Gold In Them-Thar Hills, Wednesday, May 16, 2007

Well, since we’re in gold country, we had to go and find ours.

Tinka did some research and found a guy that takes people out and teaches them to find gold.  Joshua Vick is a geologist that has been seeking gold for twenty years.  He has appeared on The Learning Channel, The Discovery Channel, and The Travel Channel.  His business is called Gold Fun Adventures,, in Jamestown, CA, about 80 miles southeast of Sacramento.  Today he took us and two other couples to a creek bed to do a little digging.  His area is just off the road and we only had to walk about 100 feet upstream from the bottom of the path to the creek.

On the way to the “dig” we spotted a gold strip mine that involves removing huge amounts of low-grade rock to process it for gold.  With this type of rock, it takes about 700 tons to produce 1 ounce of gold.  That’s a lot of rock.


Joshua led us to a point and gave us trowels and picks to start hacking away the dirt and placing it in buckets.  We were supposed to dig out all of the dirt down to bedrock, which, thankfully, was only about 6 to 12 inches deep.  The dirt was quite hard and we were told that the best stuff was right on the bedrock.  I selected a spot behind a large tree and just under a heavy rock.  Joshua indicated that I had picked out the best spot. Who’d have known?  Anyway, the digging went on for about 3 hours and Tinka and I only cleared about a 2′ X 2′ area.  The picture below shows me, with the back brace, digging away.

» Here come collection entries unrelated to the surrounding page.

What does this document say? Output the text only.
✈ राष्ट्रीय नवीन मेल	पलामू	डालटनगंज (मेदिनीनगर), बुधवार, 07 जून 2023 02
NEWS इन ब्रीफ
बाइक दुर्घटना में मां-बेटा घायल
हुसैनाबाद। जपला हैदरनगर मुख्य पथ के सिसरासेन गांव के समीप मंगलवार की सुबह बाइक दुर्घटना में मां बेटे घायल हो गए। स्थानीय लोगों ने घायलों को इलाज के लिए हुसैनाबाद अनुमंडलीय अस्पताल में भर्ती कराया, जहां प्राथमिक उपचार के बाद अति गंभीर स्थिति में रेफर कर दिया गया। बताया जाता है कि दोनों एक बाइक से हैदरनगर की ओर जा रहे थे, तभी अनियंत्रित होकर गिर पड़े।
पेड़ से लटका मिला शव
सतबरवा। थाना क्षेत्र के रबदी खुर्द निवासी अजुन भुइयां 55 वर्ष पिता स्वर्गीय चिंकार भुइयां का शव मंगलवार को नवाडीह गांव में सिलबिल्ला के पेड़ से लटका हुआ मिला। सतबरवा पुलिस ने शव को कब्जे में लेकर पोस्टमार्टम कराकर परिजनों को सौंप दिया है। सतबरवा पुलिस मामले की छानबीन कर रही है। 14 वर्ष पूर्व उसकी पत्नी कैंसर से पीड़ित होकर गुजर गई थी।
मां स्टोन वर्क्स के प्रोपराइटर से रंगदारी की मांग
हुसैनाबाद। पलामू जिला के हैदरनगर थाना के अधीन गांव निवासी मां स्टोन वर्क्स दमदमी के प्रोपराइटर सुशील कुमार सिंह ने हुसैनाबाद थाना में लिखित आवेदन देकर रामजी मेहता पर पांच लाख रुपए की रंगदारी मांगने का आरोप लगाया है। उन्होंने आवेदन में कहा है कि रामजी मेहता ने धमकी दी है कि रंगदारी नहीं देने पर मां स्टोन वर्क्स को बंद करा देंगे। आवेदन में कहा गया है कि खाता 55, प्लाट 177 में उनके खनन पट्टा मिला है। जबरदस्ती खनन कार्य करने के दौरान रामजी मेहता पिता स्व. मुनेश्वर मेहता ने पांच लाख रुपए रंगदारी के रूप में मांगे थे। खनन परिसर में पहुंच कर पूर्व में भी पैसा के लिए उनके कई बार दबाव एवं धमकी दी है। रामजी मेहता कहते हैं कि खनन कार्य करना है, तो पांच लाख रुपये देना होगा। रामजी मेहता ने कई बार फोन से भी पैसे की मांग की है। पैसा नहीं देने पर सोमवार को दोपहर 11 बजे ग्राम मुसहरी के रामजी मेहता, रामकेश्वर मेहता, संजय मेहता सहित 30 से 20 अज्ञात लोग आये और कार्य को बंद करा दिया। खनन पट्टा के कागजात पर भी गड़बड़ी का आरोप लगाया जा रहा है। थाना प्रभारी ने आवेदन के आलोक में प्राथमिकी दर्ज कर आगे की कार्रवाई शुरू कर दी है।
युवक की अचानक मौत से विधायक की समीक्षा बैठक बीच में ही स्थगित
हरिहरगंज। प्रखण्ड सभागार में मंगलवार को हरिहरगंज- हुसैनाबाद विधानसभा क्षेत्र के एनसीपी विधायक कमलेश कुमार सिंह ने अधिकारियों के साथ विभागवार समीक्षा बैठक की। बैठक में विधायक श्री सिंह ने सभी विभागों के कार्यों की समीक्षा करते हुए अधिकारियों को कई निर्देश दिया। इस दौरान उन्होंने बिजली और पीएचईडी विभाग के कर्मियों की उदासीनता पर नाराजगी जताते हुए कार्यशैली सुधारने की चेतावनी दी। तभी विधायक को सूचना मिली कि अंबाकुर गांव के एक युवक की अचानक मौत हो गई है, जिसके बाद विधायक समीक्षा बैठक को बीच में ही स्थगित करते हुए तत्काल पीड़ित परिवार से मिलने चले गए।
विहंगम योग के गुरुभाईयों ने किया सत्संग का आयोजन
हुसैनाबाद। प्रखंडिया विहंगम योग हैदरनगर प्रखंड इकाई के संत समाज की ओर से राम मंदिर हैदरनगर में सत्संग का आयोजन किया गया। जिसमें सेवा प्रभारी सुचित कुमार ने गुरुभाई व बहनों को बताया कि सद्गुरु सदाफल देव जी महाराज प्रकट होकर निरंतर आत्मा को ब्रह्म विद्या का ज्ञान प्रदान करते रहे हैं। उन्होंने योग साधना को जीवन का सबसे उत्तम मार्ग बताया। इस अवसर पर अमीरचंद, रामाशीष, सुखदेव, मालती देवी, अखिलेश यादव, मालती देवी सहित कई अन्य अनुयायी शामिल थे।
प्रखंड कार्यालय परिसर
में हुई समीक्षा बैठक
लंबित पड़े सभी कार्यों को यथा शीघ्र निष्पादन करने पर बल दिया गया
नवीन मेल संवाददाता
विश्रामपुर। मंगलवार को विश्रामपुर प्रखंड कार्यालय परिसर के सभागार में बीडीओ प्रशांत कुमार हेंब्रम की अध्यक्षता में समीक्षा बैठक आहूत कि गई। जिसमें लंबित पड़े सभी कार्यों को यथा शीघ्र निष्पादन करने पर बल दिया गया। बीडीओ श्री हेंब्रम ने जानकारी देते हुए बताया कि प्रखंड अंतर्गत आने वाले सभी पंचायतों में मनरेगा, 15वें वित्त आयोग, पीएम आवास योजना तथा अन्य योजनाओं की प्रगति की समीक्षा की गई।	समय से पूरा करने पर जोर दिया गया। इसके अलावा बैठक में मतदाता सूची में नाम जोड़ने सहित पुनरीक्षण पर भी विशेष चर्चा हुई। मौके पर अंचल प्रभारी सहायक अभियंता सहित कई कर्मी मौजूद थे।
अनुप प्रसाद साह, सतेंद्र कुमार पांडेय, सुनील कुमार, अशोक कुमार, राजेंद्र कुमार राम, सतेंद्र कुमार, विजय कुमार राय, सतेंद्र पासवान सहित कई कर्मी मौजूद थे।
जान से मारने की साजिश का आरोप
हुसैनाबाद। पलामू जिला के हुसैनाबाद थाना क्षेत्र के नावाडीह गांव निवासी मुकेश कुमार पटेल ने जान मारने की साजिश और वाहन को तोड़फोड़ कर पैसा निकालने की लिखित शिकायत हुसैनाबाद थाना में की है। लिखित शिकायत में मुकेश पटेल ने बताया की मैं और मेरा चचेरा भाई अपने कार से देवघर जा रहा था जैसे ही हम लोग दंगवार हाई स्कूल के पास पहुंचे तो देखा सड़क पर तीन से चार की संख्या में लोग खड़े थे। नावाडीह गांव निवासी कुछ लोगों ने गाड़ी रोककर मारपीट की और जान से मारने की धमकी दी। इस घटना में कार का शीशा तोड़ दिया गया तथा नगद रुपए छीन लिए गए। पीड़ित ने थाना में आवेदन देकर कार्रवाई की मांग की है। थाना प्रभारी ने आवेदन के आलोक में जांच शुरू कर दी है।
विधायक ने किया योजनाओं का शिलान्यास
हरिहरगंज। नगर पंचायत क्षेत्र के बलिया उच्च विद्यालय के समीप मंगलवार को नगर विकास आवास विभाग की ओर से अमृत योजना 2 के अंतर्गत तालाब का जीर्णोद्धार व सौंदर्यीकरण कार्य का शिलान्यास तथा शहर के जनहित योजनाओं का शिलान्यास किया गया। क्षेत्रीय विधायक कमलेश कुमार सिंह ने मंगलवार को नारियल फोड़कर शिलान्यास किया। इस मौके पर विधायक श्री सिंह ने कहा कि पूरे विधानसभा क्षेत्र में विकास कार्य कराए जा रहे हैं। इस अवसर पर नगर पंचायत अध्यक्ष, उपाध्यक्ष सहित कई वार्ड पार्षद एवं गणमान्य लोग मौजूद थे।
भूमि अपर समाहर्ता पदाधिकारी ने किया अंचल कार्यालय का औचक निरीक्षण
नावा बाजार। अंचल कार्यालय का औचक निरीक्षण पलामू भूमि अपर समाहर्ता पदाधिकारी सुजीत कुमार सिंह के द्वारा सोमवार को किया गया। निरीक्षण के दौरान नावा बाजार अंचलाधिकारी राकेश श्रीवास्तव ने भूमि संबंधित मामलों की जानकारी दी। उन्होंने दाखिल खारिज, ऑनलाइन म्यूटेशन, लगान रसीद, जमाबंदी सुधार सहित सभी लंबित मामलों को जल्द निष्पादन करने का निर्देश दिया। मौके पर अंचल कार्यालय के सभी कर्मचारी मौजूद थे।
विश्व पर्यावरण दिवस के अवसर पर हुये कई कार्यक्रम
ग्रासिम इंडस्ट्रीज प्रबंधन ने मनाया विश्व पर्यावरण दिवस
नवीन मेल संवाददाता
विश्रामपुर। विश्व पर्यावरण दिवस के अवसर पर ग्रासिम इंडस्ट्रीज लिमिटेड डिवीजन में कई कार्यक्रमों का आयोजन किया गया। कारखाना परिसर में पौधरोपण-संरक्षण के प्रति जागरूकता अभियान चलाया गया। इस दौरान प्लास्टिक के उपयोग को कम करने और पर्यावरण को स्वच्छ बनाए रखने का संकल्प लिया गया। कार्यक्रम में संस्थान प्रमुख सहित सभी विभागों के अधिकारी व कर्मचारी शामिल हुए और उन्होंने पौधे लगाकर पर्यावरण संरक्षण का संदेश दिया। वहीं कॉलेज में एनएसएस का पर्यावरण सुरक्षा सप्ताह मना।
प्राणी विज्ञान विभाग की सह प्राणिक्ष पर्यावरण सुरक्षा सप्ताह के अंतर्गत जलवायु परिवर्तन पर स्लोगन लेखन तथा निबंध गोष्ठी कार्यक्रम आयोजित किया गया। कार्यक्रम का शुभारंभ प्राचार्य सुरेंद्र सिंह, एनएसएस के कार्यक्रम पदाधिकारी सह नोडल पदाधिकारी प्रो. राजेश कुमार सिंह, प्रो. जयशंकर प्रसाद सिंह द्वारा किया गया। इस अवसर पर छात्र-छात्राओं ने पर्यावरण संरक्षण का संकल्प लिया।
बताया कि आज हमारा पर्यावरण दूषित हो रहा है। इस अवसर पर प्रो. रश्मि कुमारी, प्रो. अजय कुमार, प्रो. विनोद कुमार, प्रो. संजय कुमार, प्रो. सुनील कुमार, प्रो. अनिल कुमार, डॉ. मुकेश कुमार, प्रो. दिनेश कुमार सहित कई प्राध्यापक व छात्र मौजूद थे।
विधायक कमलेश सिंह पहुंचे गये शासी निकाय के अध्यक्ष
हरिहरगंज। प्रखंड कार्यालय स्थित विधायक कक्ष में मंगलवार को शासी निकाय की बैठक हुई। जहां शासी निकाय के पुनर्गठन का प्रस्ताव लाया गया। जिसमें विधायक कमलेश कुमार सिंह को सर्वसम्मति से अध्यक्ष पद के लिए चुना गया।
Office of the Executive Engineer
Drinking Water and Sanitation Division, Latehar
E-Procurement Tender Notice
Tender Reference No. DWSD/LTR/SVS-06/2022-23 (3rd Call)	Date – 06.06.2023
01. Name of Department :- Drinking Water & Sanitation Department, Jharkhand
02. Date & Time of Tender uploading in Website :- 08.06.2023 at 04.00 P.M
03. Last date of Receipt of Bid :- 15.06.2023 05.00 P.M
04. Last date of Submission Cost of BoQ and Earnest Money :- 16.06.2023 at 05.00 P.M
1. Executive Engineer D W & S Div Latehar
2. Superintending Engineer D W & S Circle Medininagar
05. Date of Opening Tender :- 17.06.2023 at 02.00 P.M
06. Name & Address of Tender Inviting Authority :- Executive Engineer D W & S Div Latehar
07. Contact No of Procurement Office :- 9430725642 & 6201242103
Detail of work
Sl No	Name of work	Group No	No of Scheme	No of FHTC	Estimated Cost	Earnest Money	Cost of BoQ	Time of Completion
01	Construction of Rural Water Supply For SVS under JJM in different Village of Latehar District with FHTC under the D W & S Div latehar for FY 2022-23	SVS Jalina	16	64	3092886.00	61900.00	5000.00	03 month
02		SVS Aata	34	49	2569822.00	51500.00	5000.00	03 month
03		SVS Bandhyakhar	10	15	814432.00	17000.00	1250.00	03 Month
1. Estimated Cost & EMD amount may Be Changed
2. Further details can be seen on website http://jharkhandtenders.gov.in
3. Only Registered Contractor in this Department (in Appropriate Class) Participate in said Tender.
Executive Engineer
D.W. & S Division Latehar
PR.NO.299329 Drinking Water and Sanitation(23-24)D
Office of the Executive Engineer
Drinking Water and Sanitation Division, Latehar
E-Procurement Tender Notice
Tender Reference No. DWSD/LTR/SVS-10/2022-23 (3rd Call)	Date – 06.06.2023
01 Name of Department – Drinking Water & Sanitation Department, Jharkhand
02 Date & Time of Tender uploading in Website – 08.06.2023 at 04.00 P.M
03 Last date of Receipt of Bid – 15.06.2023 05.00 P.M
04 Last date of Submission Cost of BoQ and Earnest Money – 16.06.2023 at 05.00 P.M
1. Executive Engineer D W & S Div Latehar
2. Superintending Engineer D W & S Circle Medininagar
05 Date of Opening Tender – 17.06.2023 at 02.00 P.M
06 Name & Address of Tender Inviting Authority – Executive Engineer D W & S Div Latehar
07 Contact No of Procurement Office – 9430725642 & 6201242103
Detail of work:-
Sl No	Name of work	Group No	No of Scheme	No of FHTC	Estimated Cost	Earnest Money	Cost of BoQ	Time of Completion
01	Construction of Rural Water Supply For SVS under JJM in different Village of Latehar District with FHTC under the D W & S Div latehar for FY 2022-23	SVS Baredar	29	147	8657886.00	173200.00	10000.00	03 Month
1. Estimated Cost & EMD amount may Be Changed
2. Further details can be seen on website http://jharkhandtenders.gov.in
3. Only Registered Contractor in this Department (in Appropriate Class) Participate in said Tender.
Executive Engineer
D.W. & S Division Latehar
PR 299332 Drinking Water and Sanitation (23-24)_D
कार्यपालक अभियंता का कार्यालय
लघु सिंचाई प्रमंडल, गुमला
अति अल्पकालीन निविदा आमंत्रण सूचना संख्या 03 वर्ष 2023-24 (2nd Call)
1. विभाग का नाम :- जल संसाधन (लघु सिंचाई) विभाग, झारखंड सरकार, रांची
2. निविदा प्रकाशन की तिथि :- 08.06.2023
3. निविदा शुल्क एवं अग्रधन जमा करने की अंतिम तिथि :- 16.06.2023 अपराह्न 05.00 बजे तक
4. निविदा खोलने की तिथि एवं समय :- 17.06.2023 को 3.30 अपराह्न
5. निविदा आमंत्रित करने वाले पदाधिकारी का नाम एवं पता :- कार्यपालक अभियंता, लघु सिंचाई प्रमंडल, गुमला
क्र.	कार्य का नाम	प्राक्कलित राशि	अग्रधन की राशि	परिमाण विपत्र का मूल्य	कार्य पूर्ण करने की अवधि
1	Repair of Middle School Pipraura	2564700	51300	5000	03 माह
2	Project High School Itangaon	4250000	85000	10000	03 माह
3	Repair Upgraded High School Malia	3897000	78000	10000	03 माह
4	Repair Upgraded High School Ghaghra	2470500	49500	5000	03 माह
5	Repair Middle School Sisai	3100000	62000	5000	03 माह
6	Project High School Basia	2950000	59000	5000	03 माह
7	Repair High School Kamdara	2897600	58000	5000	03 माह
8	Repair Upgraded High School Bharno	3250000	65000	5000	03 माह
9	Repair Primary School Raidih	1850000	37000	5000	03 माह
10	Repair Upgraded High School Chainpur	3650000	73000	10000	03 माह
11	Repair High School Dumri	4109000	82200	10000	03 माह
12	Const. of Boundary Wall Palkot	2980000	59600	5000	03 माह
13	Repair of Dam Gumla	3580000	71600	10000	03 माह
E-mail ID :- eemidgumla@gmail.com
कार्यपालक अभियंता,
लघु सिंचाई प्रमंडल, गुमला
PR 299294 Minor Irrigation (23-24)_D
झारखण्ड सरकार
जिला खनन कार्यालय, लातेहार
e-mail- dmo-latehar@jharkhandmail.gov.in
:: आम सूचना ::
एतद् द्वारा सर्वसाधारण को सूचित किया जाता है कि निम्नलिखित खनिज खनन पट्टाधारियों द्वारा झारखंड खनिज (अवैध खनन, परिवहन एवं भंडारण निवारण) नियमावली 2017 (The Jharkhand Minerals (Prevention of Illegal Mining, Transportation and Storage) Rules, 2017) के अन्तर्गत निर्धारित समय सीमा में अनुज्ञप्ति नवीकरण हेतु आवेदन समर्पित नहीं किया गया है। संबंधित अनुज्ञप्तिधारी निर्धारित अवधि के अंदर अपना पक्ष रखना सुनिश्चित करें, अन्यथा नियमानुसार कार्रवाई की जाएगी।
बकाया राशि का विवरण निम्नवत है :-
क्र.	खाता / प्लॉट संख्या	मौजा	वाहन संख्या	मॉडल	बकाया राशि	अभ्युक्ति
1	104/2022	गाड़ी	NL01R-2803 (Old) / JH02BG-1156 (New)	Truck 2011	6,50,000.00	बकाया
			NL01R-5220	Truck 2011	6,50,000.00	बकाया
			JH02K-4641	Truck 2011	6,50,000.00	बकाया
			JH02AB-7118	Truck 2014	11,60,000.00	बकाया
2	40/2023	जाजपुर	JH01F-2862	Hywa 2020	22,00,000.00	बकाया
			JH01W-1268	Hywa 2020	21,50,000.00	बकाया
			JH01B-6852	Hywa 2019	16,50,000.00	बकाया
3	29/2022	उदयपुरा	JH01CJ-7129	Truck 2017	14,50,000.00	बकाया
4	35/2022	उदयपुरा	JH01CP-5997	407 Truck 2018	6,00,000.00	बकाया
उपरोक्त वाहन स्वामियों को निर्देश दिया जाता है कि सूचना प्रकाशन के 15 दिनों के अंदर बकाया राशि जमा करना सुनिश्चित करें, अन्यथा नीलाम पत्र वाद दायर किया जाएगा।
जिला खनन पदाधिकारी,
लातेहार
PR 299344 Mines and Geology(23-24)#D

Tinka spent most of the time with the sluce box.  This back-breaking process involved taking all of the buckets of dirt and washing it through the box to remove dirt and rocks from the dirt that we were digging.  The sluce box washes out dirt in a couple of minutes that would require 15 – 20 minutes to do using the panning method.  Below is a photo of Joshua demonstrating the final stages of clearing the dirt from the sluce box.


Here we are trying our hand at the sluce box near the end of the day.

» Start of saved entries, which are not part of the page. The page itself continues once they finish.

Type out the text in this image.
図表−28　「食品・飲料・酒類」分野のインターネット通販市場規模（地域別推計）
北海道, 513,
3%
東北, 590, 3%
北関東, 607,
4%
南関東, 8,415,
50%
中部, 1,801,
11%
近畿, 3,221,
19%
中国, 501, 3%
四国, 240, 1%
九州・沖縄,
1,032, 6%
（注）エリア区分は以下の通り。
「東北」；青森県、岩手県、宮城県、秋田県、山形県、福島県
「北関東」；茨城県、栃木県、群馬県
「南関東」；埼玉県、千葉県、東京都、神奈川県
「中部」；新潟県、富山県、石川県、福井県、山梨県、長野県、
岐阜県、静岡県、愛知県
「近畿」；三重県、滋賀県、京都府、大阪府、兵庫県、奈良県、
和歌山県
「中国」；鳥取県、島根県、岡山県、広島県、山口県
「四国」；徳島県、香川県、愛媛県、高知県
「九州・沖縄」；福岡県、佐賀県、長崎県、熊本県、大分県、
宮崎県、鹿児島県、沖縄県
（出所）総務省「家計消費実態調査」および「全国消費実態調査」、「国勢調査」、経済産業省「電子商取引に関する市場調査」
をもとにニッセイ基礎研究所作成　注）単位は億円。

The sluce box is a 4-foot long metal trough that has little dams built into it and a mesh fabric to catch gold dust covering the last 3 feet.  A large rock is used to hold the box in position.  When we removed the large rock from the sluce box to rinse it out, we were able to see gold chunks at the top part of the box.

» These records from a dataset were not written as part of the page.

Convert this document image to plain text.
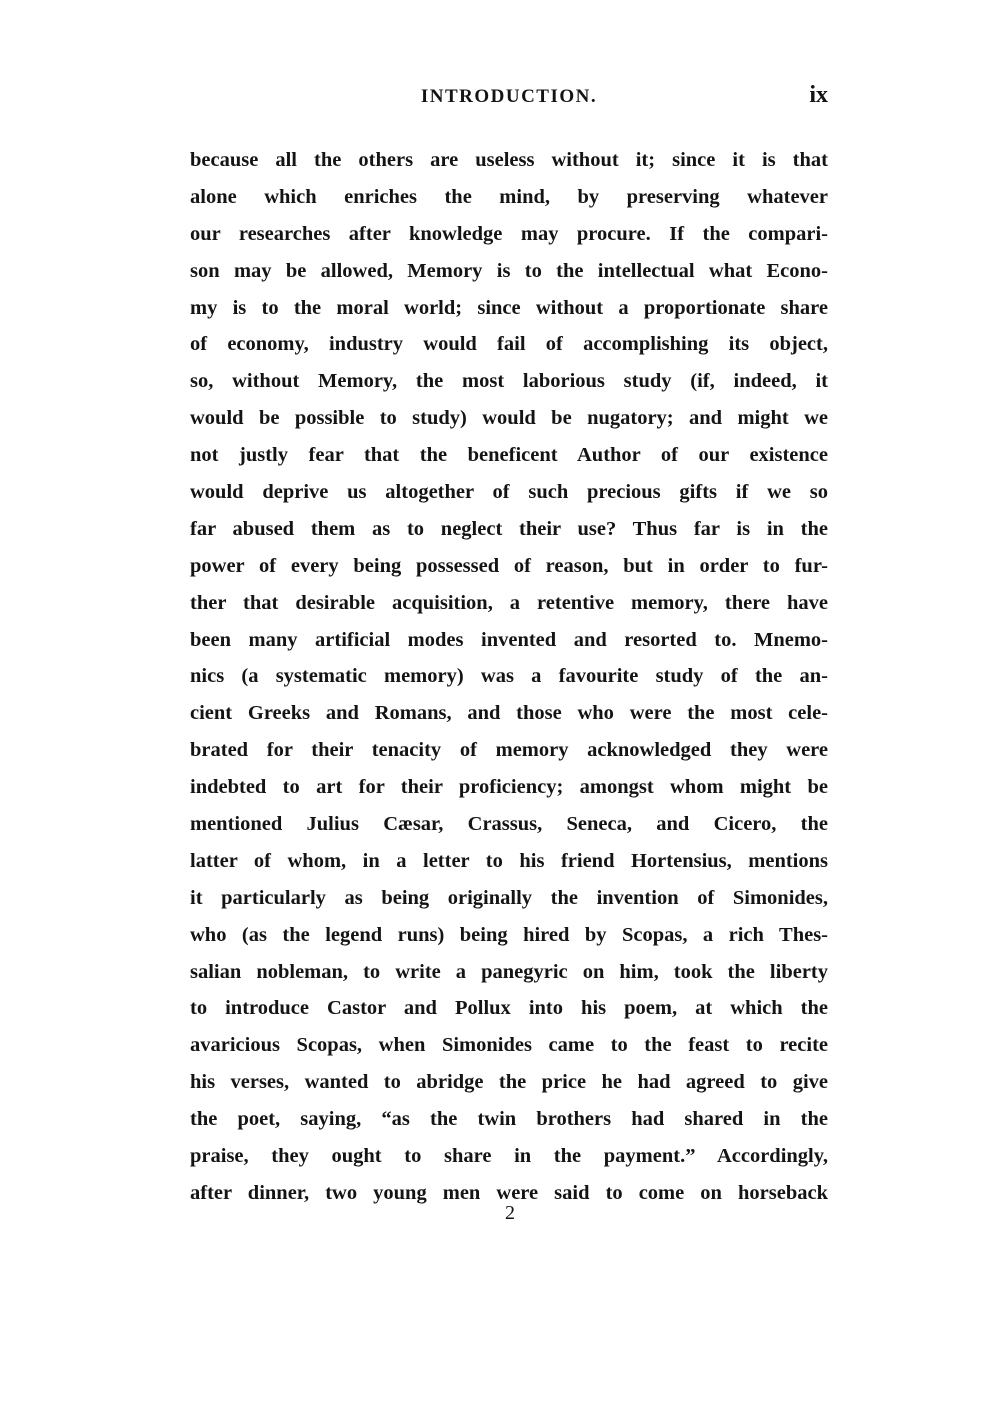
INTRODUCTION.	ix
because all the others are useless without it; since it is that
alone which enriches the mind, by preserving whatever
our researches after knowledge may procure. If the compari-
son may be allowed, Memory is to the intellectual what Econo-
my is to the moral world; since without a proportionate share
of economy, industry would fail of accomplishing its object,
so, without Memory, the most laborious study (if, indeed, it
would be possible to study) would be nugatory; and might we
not justly fear that the beneficent Author of our existence
would deprive us altogether of such precious gifts if we so
far abused them as to neglect their use? Thus far is in the
power of every being possessed of reason, but in order to fur-
ther that desirable acquisition, a retentive memory, there have
been many artificial modes invented and resorted to. Mnemo-
nics (a systematic memory) was a favourite study of the an-
cient Greeks and Romans, and those who were the most cele-
brated for their tenacity of memory acknowledged they were
indebted to art for their proficiency; amongst whom might be
mentioned Julius Cæsar, Crassus, Seneca, and Cicero, the
latter of whom, in a letter to his friend Hortensius, mentions
it particularly as being originally the invention of Simonides,
who (as the legend runs) being hired by Scopas, a rich Thes-
salian nobleman, to write a panegyric on him, took the liberty
to introduce Castor and Pollux into his poem, at which the
avaricious Scopas, when Simonides came to the feast to recite
his verses, wanted to abridge the price he had agreed to give
the poet, saying, “as the twin brothers had shared in the
praise, they ought to share in the payment.” Accordingly,
after dinner, two young men were said to come on horseback
2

The residue from the box was dumped into a bucket and Joshua used a pan to obtain the final haul from our day’s work.  When the day was done, we split the gold three ways.  I’m sure that most of it came from our hole.  Below is our share.  I wish I could say that the jar was a mason jar, but, alas it was a vial.


Well, we didn’t become millionaires, but we had a great time and probably covered the cost of the excursion, less diesel fuel.  We went home dirty, wet and exhausted.

One Response to “Gold In Them-Thar Hills, Wednesday, May 16, 2007”

  1. Sister says:

    Well, that sounds like a day for only the truly reitred and bored!! Lots of hard work it sounds to me. Anyway, I’m glad you saw some gold. Can you have it made into a piece of jewelry?
    I’ll bet you will find much easier forms of entertainment in the future.
    54’40 or Bust or something like that!
    Now on the other hand, John and I had a bottle of Okanagan Pinot Gris, grilled prawns and scallops, chocolate mousse, and port. Much more civilized!!